L’ipotesi di intervenire direttamente sui cordoli per eliminarne gli spigoli “è stata scartata a priori dal sindaco perchè i lavori necessari sarebbe troppo costosi – continua Neri.

“Abbiamo quindi chiesto di renderli almeno più visibili colorandoli di giallo oppure tracciando sull’asfalto, accanto a loro, una riga gialla”. Se sarà fattibile, lo si saprà fra qualche settimana, al termine delle verifiche richieste ai progettisti. 

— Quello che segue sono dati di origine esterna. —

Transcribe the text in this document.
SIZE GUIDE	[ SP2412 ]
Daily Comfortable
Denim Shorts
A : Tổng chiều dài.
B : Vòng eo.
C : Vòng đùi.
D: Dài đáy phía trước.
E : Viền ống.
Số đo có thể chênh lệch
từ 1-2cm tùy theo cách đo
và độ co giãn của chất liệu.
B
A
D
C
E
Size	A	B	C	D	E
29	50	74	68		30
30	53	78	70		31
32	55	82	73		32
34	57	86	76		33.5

Nel frattempo sia Neri, sia Taglioni sono ancora alle prese con le attività di riabilitazione necessarie per lenire le conseguenze riportate dalle cadute. Neri, mentre rincasava in tarda serata il 7 giugno scorso, ha investito con la bicicletta il cordolo che delimita la pista ciclabile di Via Acquacalda nel punto in cui, poco dopo l’incrocio con via Guido Reni, la pista svolta a destra per far posto ad alcuni parcheggi. 

Un angolo buio, dove la luce del lampione è interrotta dalla chioma di un albero e rende ancora più difficile individuare il grigio del cordolo che si confonde con il quello del manto stradale. 

Neri non ha visto il cordolo ed è caduto pesantemente oltre la bicicletta riportando delle lesioni permanenti che ora limitano le sue facoltà motorie e manuali. Il caso di Taglioni è simile. 

Teatro dell’incidente è in questo caso la pista ciclopedonale di viale Bertacchi nel tratto in cui incrocia via Circondario Ponente all’altezza della rotonda. Il pedale della bici ha urtato il cordolo e Taglioni, perdendo l’equilibrio, è precipitato sul cartello segnaletico, reso pericoloso dall’altezza e dai bordi taglienti, per poi cadere sulla bicicletta stessa. Soltanto pochi centimetri sono riusciti a salvarlo dall’impatto della testa con il cordolo. 

Anche nel suo caso le conseguenze sono state molteplici. “Stiamo pensando – aggiunge Neri – di organizzare anche una raccolta firme per rendere ancora più esplicito il problema. Da quando sono caduto infatti – conclude – non faccio altro che incontrare gente che ha avuto direttamente o indirettamente lo stesso tipo di incidente o lo ha rischiato”.